Soudain, la porte du bar s'ouvrit en grinçant. Mon instinct me fit crisper les muscles. Des ennuis. Je pouvais sentir les ennuis à des kilomètres. Les lourdes bottes de Hank se rapprochèrent et, avant que je puisse cligner des yeux, sa grosse main se posa sur ma taille, serrant si fort qu'elle me fit mal.
« Souris, ma belle », marmonna-t-il, l'haleine chargée de bière. Sa main glissa plus bas, et quelque chose en moi se brisa. Sans réfléchir, je me retournai, le verre encore à la main, et le lui fracassai au visage.
Il rugit, du sang jaillissant de son nez cassé. Le chaos éclata autour de nous, des chaises raclaient le sol, des loups hurlaient .
J'ai encore fait une erreur. Je pensais pouvoir supporter ces insultes, comme je le fais depuis trois ans, fermant les yeux sur toutes les provocations et les moqueries. Après tout, je n'ai rien. Tant que j'oserai dire non, ils dénonceront mon « crime » à l'alpha pour diverses raisons, et je serai alors enfermé pendant plusieurs mois. Dans cette petite pièce, je ne vois personne, sauf le gardien à la porte. Même si l'endroit où je vis actuellement n'est guère mieux que cette petite pièce sombre, au moins je peux profiter du travail pour sortir et respirer un peu. S'ils considèrent ce que j'ai fait aujourd'hui comme de la folie et le disent à l'alpha, je prévois que dans les trois prochains mois, je ne verrai que les souris dans la petite pièce sombre comme mes compagnes.
Je n'attendis pas leur attaques. Je me précipitai vers la porte arrière et sortis dans la nuit glaciale, mes bottes glissant dans la ruelle boueuse. Mon cœur battait à tout rompre dans ma poitrine, désespéré de distancer tout et tout le monde.
La Forêt Noire se profilait devant moi, noire, infinie, bourdonnant d'une magie ancienne et prédatrice. Parfait. Peut-être que les sorcières m'attraperaient. Peut-être les voyous. Peut-être que tout finirait enfin ici.

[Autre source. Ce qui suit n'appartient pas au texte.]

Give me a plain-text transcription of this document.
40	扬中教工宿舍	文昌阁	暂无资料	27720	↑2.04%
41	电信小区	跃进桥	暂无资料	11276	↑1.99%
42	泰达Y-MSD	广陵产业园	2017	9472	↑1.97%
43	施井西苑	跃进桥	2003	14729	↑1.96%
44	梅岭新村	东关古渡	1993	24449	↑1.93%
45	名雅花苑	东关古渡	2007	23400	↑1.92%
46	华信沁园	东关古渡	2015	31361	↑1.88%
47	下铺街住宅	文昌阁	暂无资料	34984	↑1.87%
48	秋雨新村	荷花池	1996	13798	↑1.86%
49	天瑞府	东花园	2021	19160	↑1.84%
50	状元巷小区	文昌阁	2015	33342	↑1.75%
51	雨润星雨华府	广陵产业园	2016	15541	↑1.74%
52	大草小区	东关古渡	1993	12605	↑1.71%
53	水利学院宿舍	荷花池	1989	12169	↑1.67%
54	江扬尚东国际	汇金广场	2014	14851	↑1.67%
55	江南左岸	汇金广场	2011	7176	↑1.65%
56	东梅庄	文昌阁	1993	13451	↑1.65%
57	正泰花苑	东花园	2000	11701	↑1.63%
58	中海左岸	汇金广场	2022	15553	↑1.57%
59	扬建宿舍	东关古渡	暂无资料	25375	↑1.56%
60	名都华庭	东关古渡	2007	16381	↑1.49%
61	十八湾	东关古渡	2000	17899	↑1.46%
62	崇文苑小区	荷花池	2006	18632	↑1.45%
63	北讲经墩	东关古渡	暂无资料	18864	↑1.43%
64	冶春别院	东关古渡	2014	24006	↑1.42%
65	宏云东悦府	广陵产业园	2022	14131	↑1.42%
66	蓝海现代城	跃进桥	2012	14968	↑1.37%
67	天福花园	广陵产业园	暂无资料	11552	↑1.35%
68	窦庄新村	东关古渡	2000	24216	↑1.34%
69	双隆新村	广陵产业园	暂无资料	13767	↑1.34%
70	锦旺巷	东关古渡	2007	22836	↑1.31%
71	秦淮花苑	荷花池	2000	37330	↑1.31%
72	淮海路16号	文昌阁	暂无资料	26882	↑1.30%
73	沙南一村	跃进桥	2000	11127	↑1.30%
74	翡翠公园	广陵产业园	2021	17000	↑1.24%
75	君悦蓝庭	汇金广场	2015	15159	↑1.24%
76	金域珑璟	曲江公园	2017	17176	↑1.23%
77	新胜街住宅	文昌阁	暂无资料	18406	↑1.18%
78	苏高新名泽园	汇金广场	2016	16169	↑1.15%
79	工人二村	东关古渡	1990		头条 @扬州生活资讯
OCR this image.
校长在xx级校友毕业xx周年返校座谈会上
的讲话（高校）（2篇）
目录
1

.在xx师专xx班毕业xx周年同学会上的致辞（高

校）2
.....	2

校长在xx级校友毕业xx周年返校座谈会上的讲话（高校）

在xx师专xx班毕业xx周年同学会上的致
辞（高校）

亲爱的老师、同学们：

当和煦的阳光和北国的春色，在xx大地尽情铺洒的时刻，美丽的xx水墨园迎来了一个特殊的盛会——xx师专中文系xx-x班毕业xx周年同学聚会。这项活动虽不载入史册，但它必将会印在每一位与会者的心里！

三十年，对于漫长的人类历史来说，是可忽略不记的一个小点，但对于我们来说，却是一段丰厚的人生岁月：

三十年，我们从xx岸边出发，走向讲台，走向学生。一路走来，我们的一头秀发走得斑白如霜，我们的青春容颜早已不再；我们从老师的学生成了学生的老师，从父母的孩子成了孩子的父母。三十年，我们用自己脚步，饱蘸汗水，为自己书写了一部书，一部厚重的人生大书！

Je me suis élancée dans les bois, les branches m'égratignant les bras, les racines s'agrippant à mes chevilles. Le sang coulait sur ma peau, mais je ne ralentissais pas. Je ne pouvais pas.
Je suis arrivée dans une clairière et je me suis effondrée à genoux, haletante, la sueur gelant sur ma peau.
Pas de larmes. Plus jamais.
Puis, j'ai entendu un bruit. Une respiration haletante. Basse et dangereuse.
Je levai les yeux et il était là. Kyle Lancaster. L'alpha de Nightlit Valley. Mon mari. Il tituba hors des arbres, les yeux exorbités et ensanglantés, les cheveux en bataille, la chemise déchirée, le sang maculant son flanc.
Quelque chose n'allait pas. Avait-il appris l'incident du bar si vite, pour venir me chercher ? Mais pourquoi avait-il des blessures sur le corps ? La chose la plus étrange, ce sont ses yeux, qui sont rouges et remplis de désir au lieu de colère.
Après l'avoir senti, j'ai finalement compris: il avait été empoisonné à l'aconit., quelqu'un l'avait drogué. Parce que Kyle ne perdait jamais, c'était l'alpha invaincu.
Je me pressai contre un arbre, priant pour qu'il ne me voie pas. S'il me voyait, dans sa rage empoisonnée, il me tuerait sans ciller.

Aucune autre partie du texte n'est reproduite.